The fight against AIDS and the struggle against poverty are linked intimately so I would like to suggest we all send a message to Prime Minister Stephen Harper and let him know we want him to fix Canada's Access to Medicines Regime. You can send your comments by e-mail to pm@pm.gc.ca or write or fax the Prime Minister’s office at: Office of the Prime Minister, 80 Wellington Street, Ottawa, Ont., K1A 0A2 fax: 613-941-6900. Postage is free when it's going to Parliament Hill.
To be fair, most countries in the G-8 group of industrialized nations have fallen behind the commitment at the 2005 summit in Gleneagles, Scotland, to double aid to Africa by 2010, according to a report released by the advocacy group DATA. The G8 leaders had agreed to an immediate doubling of aid to Africa to $50 billion annually in order to fight poverty and disease on the continent. The final summit communique officially endorsed a $50 billion debt relief plan on behalf of the world's 18 poorest nations and an agreement to provide universal access to HIV/AIDS treatment.
Less than half
The DATA report found that seven G8 countries -- Britain, Canada, France, Germany, Italy, Japan and the U.S. -- have increased aid to Africa by less than half of the amount needed to reach the goal set at Gleneagles. Canada's aid to Africa has increased by 25 per cent since 2004, a rate that would not double aid by 2010.

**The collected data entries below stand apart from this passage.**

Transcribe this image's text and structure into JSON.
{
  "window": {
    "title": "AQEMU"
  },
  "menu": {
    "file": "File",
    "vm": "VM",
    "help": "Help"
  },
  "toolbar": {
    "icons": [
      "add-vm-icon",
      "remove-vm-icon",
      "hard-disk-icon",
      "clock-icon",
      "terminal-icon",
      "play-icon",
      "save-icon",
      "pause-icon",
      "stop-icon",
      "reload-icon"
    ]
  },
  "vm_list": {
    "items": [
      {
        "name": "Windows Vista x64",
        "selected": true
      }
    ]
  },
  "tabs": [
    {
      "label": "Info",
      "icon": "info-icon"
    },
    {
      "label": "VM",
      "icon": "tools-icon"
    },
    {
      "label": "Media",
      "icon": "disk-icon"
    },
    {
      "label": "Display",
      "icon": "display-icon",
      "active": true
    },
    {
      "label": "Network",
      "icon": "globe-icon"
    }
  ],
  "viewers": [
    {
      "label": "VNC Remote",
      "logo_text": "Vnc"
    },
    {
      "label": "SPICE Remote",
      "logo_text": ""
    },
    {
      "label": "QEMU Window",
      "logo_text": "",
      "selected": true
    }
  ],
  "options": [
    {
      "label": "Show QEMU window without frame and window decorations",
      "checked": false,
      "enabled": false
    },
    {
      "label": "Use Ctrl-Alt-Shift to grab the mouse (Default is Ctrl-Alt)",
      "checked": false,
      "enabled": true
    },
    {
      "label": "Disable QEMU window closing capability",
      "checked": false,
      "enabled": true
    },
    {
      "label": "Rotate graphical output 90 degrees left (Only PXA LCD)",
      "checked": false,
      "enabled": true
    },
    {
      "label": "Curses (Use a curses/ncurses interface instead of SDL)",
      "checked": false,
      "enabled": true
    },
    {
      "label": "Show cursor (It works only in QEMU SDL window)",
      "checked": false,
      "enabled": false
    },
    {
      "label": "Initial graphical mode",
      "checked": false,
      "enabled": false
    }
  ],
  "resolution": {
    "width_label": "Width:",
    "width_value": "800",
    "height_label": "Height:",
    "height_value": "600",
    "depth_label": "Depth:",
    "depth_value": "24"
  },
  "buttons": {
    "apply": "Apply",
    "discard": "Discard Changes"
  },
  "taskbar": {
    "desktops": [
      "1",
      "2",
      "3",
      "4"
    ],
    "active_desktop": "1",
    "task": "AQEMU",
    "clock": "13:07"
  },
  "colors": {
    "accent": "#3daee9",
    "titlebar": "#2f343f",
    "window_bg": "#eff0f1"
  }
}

In total, aid to Africa increased by $2.3 billion in the last three years, but the Gleneagles promise should have increased aid by $5.4 billion, according to Reuters. DATA co-founder and Irish musician Bono reacted by stating the obvious; G8 countries should not be permitted to forget the commitment made at Gleneagles.
Last week, German Chancellor Angela Merkel pledged to make aid to Africa a strong focus of the G8 summit in Heiligendamm, Germany, scheduled to take place from June 6-8.
"The issue of Africa will be a particular focus," Merkel said, adding, "we know that we can really help (Africa) with our resources ... and we want to show to this continent our understanding of freedom, justice and solidarity is not limited to us, but goes for the whole world."
Time will tell, I guess. The DATA report included Germany as one of the countries with a "crisis of credibility" when it came to honouring its 2004 commitment.
Meanwhile, Stephen Lewis has raised a different army to fight for Africa's future; an army of grey-haired old women. The Grandmothers to Grandmothers Campaign seeks to raise awareness and mobilize support in Canada for Africa's grandmothers raising their orphaned grandchildren.
Since March of last year, 120 groups have formed across the country. I expect every one of them has already written Stephen Harper. Don't forget to add your voice.